Em menos de um mês o Ministério da Saúde tem seu comando trocado, primeiro pela demissão de Luiz Mandetta e agora com o pedido de exoneração de Nelson Teich do cargo de ministro, justamente em um momento em que a saúde deveria ser prioridade e este setor do governo deveria ser o mais seguro.

A pandemia do novo coronavírus assolou vários países provocando a morte de milhões de pessoas ao redor do mundo e danificando de forma catastrófica a economia mundial. Com a situação em que se encontra o Brasil percebe-se que há uma instabilidade e até uma insegurança quanto aos efeitos das ações do Ministério da Saúde para sanar com os males sociais.

Trocas consecutivas no comando do Ministério da Saúde mostra instabilidade no governo

Em 16 de abril, o então ministro da Saúde Luiz Henrique Mandetta foi demitido por sua posição contrária as decisões do presidente Bolsonaro para conter o avanço do coronavírus (Covid-19). Com a admissão de Nelson Teich um dia após adeptos do bolsonarismo acreditavam que a Saúde e a economia andariam de forma mais tranquila. Contudo, Teich se mostrou contrário as decisões de Bolsonaro quando nesta manhã de sexta-feira (15), informou por meio de nota do Ministério da Saúde que não deseja continuar como um dos componentes a assumir um ministério no governo de Jair Bolsonaro.

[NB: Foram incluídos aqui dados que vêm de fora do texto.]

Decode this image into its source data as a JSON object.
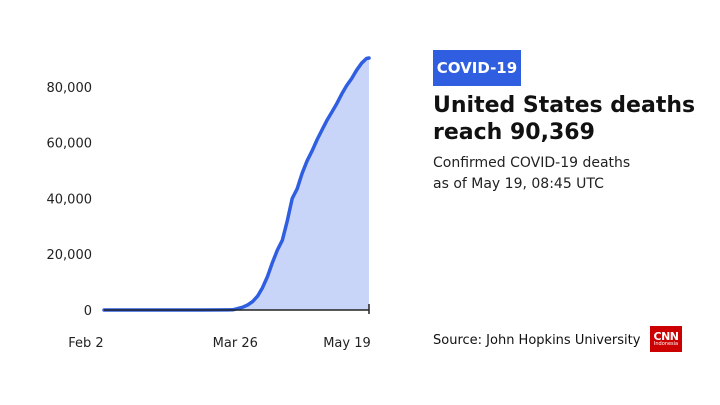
{
  "badge": {
    "label": "COVID-19",
    "color": "#2f5fe0"
  },
  "headline": {
    "line1": "United States deaths",
    "line2": "reach 90,369"
  },
  "subtitle": {
    "line1": "Confirmed COVID-19 deaths",
    "line2": "as of May 19, 08:45 UTC"
  },
  "source": "Source: John Hopkins University",
  "logo": {
    "line1": "CNN",
    "line2": "Indonesia",
    "color": "#cc0000"
  },
  "chart_data": {
    "type": "area",
    "title": "",
    "xlabel": "",
    "ylabel": "",
    "x_tick_labels": [
      "Feb 2",
      "Mar 26",
      "May 19"
    ],
    "y_ticks": [
      0,
      20000,
      40000,
      60000,
      80000
    ],
    "y_tick_labels": [
      "0",
      "20,000",
      "40,000",
      "60,000",
      "80,000"
    ],
    "ylim": [
      0,
      90369
    ],
    "x_range_days_from_feb2": [
      0,
      107
    ],
    "series": [
      {
        "name": "",
        "line_color": "#2f5fe0",
        "fill_color": "#c9d5f8",
        "points": [
          [
            0,
            0
          ],
          [
            20,
            0
          ],
          [
            40,
            0
          ],
          [
            50,
            20
          ],
          [
            52,
            80
          ],
          [
            54,
            500
          ],
          [
            56,
            1000
          ],
          [
            58,
            1800
          ],
          [
            60,
            3000
          ],
          [
            62,
            5000
          ],
          [
            64,
            8000
          ],
          [
            66,
            12000
          ],
          [
            68,
            17000
          ],
          [
            70,
            21500
          ],
          [
            72,
            25000
          ],
          [
            74,
            32000
          ],
          [
            76,
            40000
          ],
          [
            78,
            43500
          ],
          [
            80,
            49000
          ],
          [
            82,
            53500
          ],
          [
            84,
            57000
          ],
          [
            86,
            61000
          ],
          [
            88,
            64500
          ],
          [
            90,
            68000
          ],
          [
            92,
            71000
          ],
          [
            94,
            74000
          ],
          [
            96,
            77500
          ],
          [
            98,
            80500
          ],
          [
            100,
            83000
          ],
          [
            102,
            86000
          ],
          [
            104,
            88500
          ],
          [
            106,
            90200
          ],
          [
            107,
            90369
          ]
        ]
      }
    ]
  }
}
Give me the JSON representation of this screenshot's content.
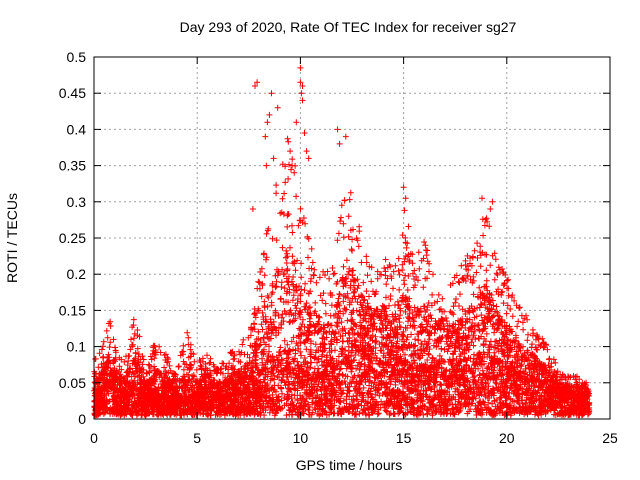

Segundo informações do G1, há indícios de que o poder de gerir o ministério foi minimizado nas mãos de Teich.

O presidente Bolsonaro divulgou no início da semana a abertura de salões de beleza, barbearia e academias sem conversar com o ministro, além de pressioná-lo a autorizar o uso da cloroquina em paciente com quadros leves de Covid-19. Teich acredita assim como Mandetta que a cloroquina deve ser ministrada com cautela e em pacientes com quadros graves da Covid-19.

Tais ações do presidente culminaram no desejo de pedir a demissão.

Faltando 2 dias para completar um mês, Teich pede demissão

Durante os 28 dias em que Teich esteve no comando do ministério não foi possível ver sua atuação em prestar transparência, integração e coordenação entre os estados e municípios.

Pouco se viu Teich se pronunciar sobre as medidas necessárias para combater o novo coronavírus e quando estava marcado para fazer uma reunião com a coletiva de imprensa no início da semana, esta foi cancelada em cima da hora.

Fica claro que tanto Mandetta quanto Teich não puderam desenvolver o trabalho enquanto médicos e ministros dentro do Ministério da Saúde conforme acreditam ser viável a todos os brasileiros e seguindo inclusive a Organização Mundial de Saúde que também sofre com as desfeitas do presidente Bolsonaro em colocar em descrédito as orientações da organização.

Segunda a Folha de S.Paulo, o temor é que o uso da cloroquina tão defendido pelo presidente e sem respaldo total da Ciência encontre terreno fértil com o novo ministro que será indicado pelo presidente Bolsonaro.

Toda essa situação desencadeou uma desarticulação que está afetando, inclusive os programas de residência médica que pela primeira na história estão com as bolsas atrasadas e previsão para resolver tal questão.